After meeting young tea farmer Shutaro Hayashi in Kirishima, we board the train and go deeper into the mountains. While the tea garden of Shutaro Hayashi is located at the foot of the volcanic mountain Kirishima, the atelier of NARIEDA Shinichiro, where we are headed to now, is much deeper in the mountains. From NARIEDA’s garden, which is an important source of inspiration for the artist, there is an almost free view to the peaks and craters of the volcanic mountain range Kirishima.
The pieces NARIEDA made for us this year reflect NARIEDA’s admiration for nature. This is clearly visible at first sight. Over a light-coloured, almost white clay with dot-like dark-metallic inclusions, NARIEDA lets flow a light glaze, with a tendency to lilac-colour. The new tea bowls [yunomi] are inspired by the mountain landscape of Kirishima in spring. Because then, at the edge of the barren volcanic craters, shining pink-coloured small flowers are growing, the Miyama Kirishima.
When NARIEDA made a series of tea pots [shiboridashi kyusu] and small tea bowls [yunomi] in 2017, he used a even lighter, almost shining white clay and fired the pieces in a way that the pink-coloured shades had an extraordinarily shining effect, with a strong tendency to purple red in many spots. At that time, he applied the glaze to the pieces with a finger-snapping movement, which created pieces full of energy, even slightly restless: the awakening of spring. These pieces could be interpreted as the first days of spring, when the sun shines on the flowers of the Miyama Kirishima with full power, and when the mountain birds’ loud singing can be heard.

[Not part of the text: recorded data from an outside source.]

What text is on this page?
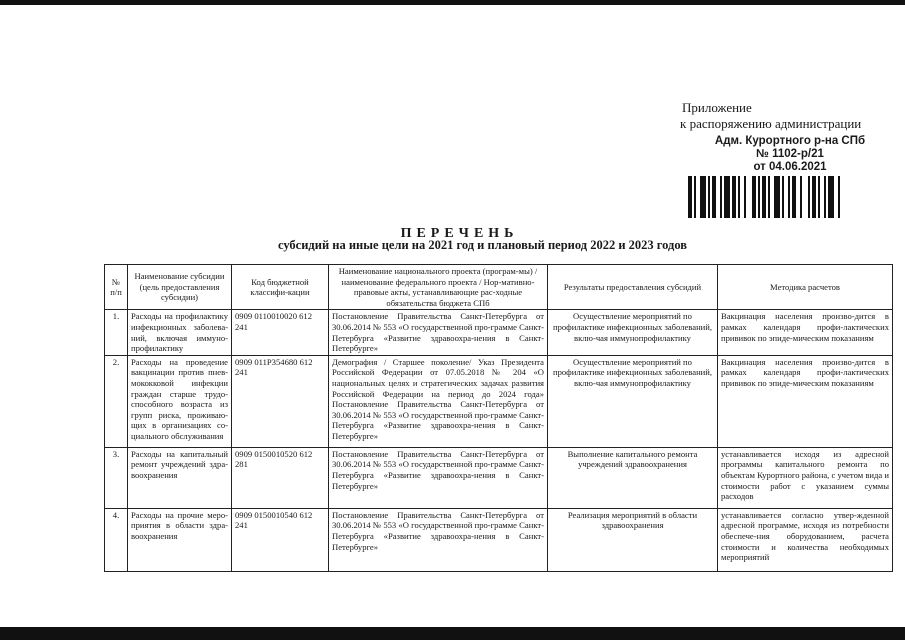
Приложение
к распоряжению администрации
Адм. Курортного р-на СПб
№ 1102-р/21
от 04.06.2021
ПЕРЕЧЕНЬ
субсидий на иные цели на 2021 год и плановый период 2022 и 2023 годов
№ п/п	Наименование субсидии (цель предоставления субсидии)	Код бюджетной классифи-кации	Наименование национального проекта (програм-мы) / наименование федерального проекта / Нор-мативно-правовые акты, устанавливающие рас-ходные обязательства бюджета СПб	Результаты предоставления субсидий	Методика расчетов
1.	Расходы на профилактику инфекционных заболева-ний, включая иммуно-профилактику	0909 0110010020 612 241	Постановление Правительства Санкт-Петербурга от 30.06.2014 № 553 «О государственной про-грамме Санкт-Петербурга «Развитие здравоохра-нения в Санкт-Петербурге»	Осуществление мероприятий по профилактике инфекционных заболеваний, вклю-чая иммунопрофилактику	Вакцинация населения произво-дится в рамках календаря профи-лактических прививок по эпиде-мическим показаниям
2.	Расходы на проведение вакцинации против пнев-мококковой инфекции граждан старше трудо-способного возраста из групп риска, проживаю-щих в организациях со-циального обслуживания	0909 011P354680 612 241	Демография / Старшее поколение/ Указ Президента Российской Федерации от 07.05.2018 № 204 «О национальных целях и стратегических задачах развития Российской Федерации на период до 2024 года» Постановление Правительства Санкт-Петербурга от 30.06.2014 № 553 «О государственной про-грамме Санкт-Петербурга «Развитие здравоохра-нения в Санкт-Петербурге»	Осуществление мероприятий по профилактике инфекционных заболеваний, вклю-чая иммунопрофилактику	Вакцинация населения произво-дится в рамках календаря профи-лактических прививок по эпиде-мическим показаниям
3.	Расходы на капитальный ремонт учреждений здра-воохранения	0909 0150010520 612 281	Постановление Правительства Санкт-Петербурга от 30.06.2014 № 553 «О государственной про-грамме Санкт-Петербурга «Развитие здравоохра-нения в Санкт-Петербурге»	Выполнение капитального ремонта учреждений здравоохранения	устанавливается исходя из адресной программы капитального ремонта по объектам Курортного района, с учетом вида и стоимости работ с указанием суммы расходов
4.	Расходы на прочие меро-приятия в области здра-воохранения	0909 0150010540 612 241	Постановление Правительства Санкт-Петербурга от 30.06.2014 № 553 «О государственной про-грамме Санкт-Петербурга «Развитие здравоохра-нения в Санкт-Петербурге»	Реализация мероприятий в области здравоохранения	устанавливается согласно утвер-жденной адресной программе, исходя из потребности обеспече-ния оборудованием, расчета стоимости и количества необходимых мероприятий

This year’s pieces’ opulent colours are no less multi-faceted, yet a bit rounder. The clay is not so shiningly light-coloured, but rather nuanced with a slight pale-gray or pale-beige, which might as well be used for pieces in a traditional tea room. To accentuate the colour of the tea in the tea bowls, for the pieces created now in spring 2019, NARIEDA experimented with a very high temperature in the kiln and rather long firing, so that the colours of the glaze appear intense but rather light. This is how this year’s series of mid-sized tea bowls was created, characterised by their light lilac-shades and, partly, even with colour shades with a tendency to light turquoise or light blue. Due to the high firing temperature, the glaze flows over the well-shaped round surface of the tea bowls as smoothly as jade, so that each touch of the pieces caresses the skin.
Just like in a dream, flowers of the Miyama Kirishima fly through the light-blue sky, carried by the wind, and, reflecting the sunlight, they trickle down to the ceramist’s small garden.
After the ceramist carefully packed the pieces of the new series for us together with his wife, we bring them to the post office of the little mountain village. In Japan, tomorrow a series of holidays starts which together are called “Golden Week”. The post office will be closed then. Now, everything is ready and NARIEDA’s pieces, which he calls his children, can start their journey to Europe.
In the evening, a friend of the artist comes over for dinner together with NARIEDA and us in his atelier. For this, NARIEDA harvested the rare sprouts from his little garden, which are called “tara-no-me” in Japan. NARIEDAs wife prepared them for us, and we enjoy them together with green tea, which we, of course, drink from pieces made by NARIEDA.